I forgive myself that I've accepted and allowed myself to fear tiredness as a state where I am not able to live up to my "full potential" and therefore I will fuck-up. 

I forgive myself that I've accepted and allowed myself to fear the prospect of failing and that I rather worry about my own performance than direct what happens around me as it happens.

I forgive myself that I've accepted and allowed myself to not consider self-responsibility when considering how to live in realizing that I can direct each situation as an equal participant - straighten out misunderstandings, making sure that what I say is understood like I meant it (if indications arise that this should be otherwise).

I forgive myself that I've accepted and allowed myself to not trust myself to be able to carry responsibility and self-responsibility because I fear that even though I would try to straighten out misunderstandings (and the like) I won't necessarily succeed - thus denying that I have almost infinite opportunities to "set things right".

I forgive myself that I've accepted and allowed myself to not realize that I plan to avoid what I fear and to get what I desire and in this I compromise myself for my fears and my desires by not living who I really am. 


I commit myself to assist and support myself to live through situations as myself - without moving myself according to what I've previously thought about a situation but according to the situation itself - according to what is. 

I commit myself to investigate why I project to future situations the way I do to determine, face and sort out my fears and my wants, needs and desires. 

I commit myself to face situations without pre-conceived ideas to assist and support myself to test around to see what I actually live and what is actually possible, and to see what I manifest without pre-conceived ideas.


Then I came home and I watched more documentaries - it was a series of 5 movies (4x25min,1x45min). This made my tiredness reappear, like "oh yeah, morning (starting to do stuff), I am not over you yet".


I forgive myself that I've accepted and allowed myself to project myself into my computer screen to such an extent that I loose track of my physical and my breath. 

I forgive myself that I've accepted and allowed myself to not breathe when I am at the computer.

I forgive myself that I've accepted and allowed myself to not realize that I actually need to move myself through what I face and what I experience; in that if I just ignore something through playing games for example, I am not really directing the point and it will come back again after I am done with distracting myself.


I commit myself to practice breathing here when being on the computer.

I commit myself to (assist and support myself to) stop using being on the computer as an excuse not to be here in breath.

I commit myself to face and direct my experience instead of escaping it into playing games believing that this will solve the issue in anyway whatsoever. 


I went to a meeting that went well. Again, I noticed myself projecting to the situation to determine how to act there, but then I stopped to see how the situation will go without out them. 

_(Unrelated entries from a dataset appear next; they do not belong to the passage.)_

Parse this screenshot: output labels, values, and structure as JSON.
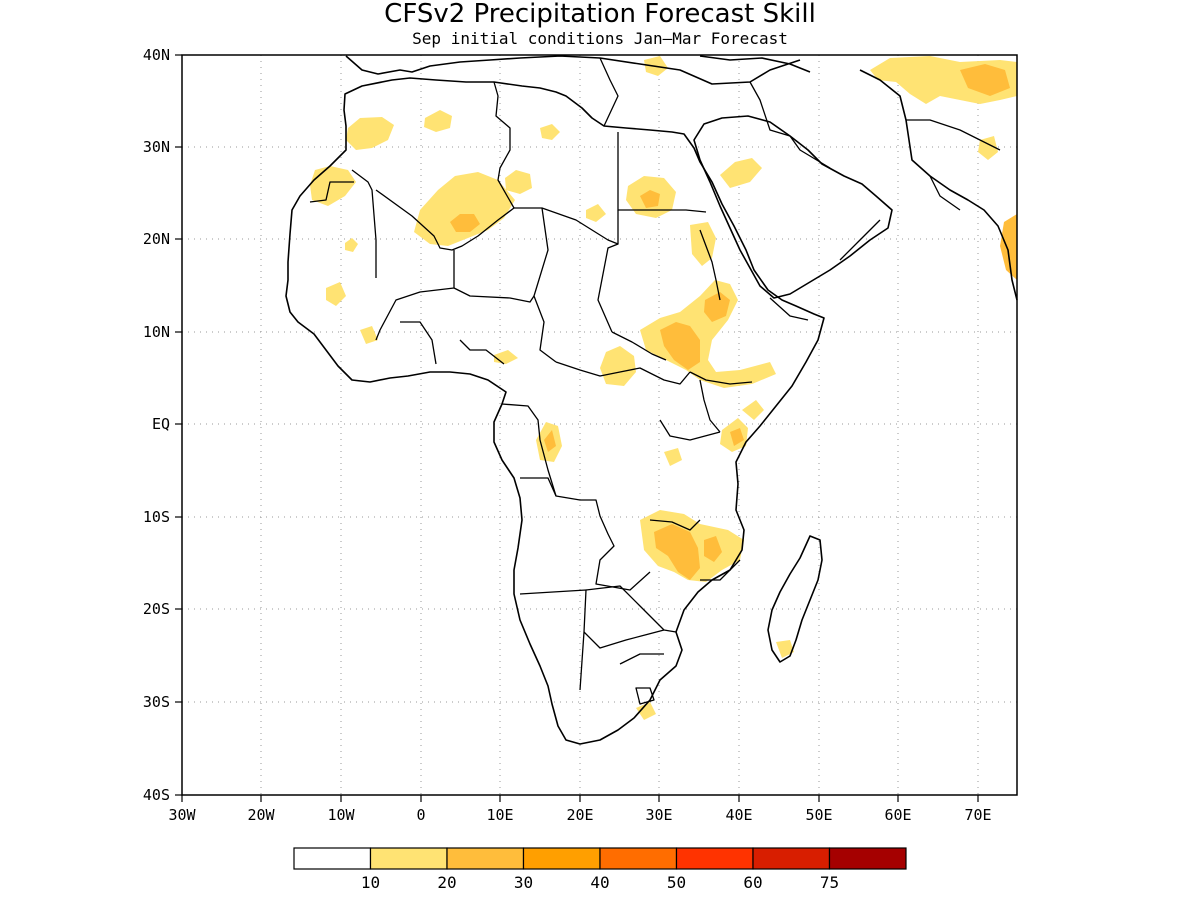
{
  "title": "CFSv2 Precipitation Forecast Skill",
  "subtitle": "Sep initial conditions  Jan—Mar Forecast",
  "axes": {
    "lon_labels": [
      "30W",
      "20W",
      "10W",
      "0",
      "10E",
      "20E",
      "30E",
      "40E",
      "50E",
      "60E",
      "70E"
    ],
    "lat_labels": [
      "40N",
      "30N",
      "20N",
      "10N",
      "EQ",
      "10S",
      "20S",
      "30S",
      "40S"
    ]
  },
  "colorbar": {
    "colors": [
      "#ffffff",
      "#ffe373",
      "#ffbd3b",
      "#ff9f00",
      "#ff6d00",
      "#ff3300",
      "#d81e00",
      "#a50000"
    ],
    "labels": [
      "10",
      "20",
      "30",
      "40",
      "50",
      "60",
      "75"
    ]
  },
  "legend_ranges": [
    "<10",
    "10-20",
    "20-30",
    "30-40",
    "40-50",
    "50-60",
    "60-75",
    ">75"
  ]
}
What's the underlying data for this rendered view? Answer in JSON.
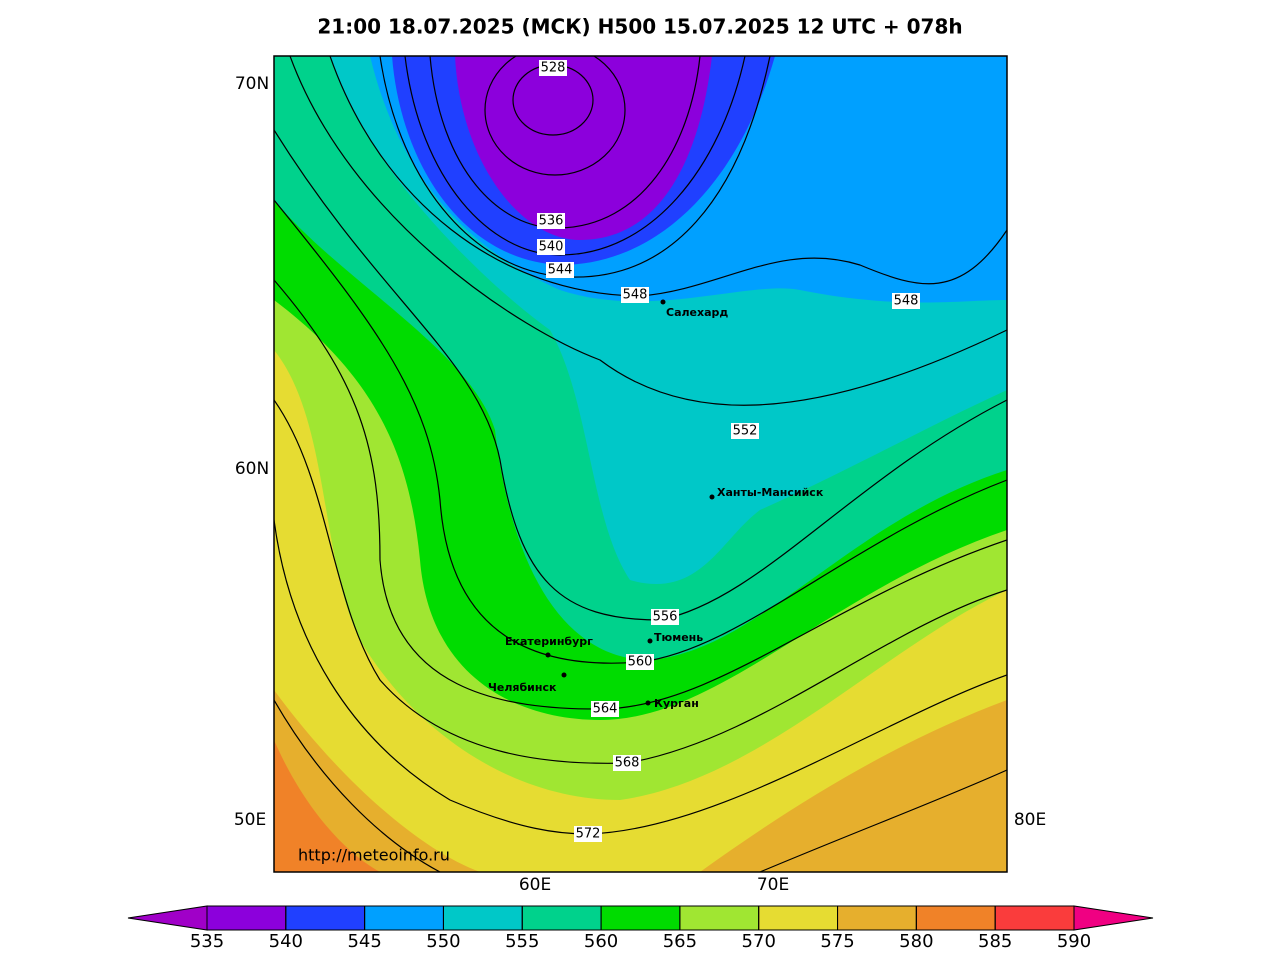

I was not that tired there because I was breathing on my way there.


I forgive myself that I've accepted and allowed myself to fear facing situations without having thought about how it will go, what will I do there and how others that are present will be. 

I forgive myself that I've accepted and allowed myself to fear entering situations as just myself without having a pre-conceived idea about everything. 

I forgive myself that I've accepted and allowed myself to not realize to move myself in breath to direct my own experience without pre-conceived plans to determine what purpose they actually serve.

I forgive myself that I've accepted and allowed myself to not realize that I am able to direct myself out of tiredness through breathing and moving myself - as I proved to myself when walking to the meeting. 


I commit myself to practice breathing and through the application of breathing challenge the experiences that I experience in my day to day life. 

I commit myself to stop projecting to future situations from the starting point of fear, and in this I commit myself to investigate how I project to future situations to see what I fear and to practice how to plan without desire and without fear.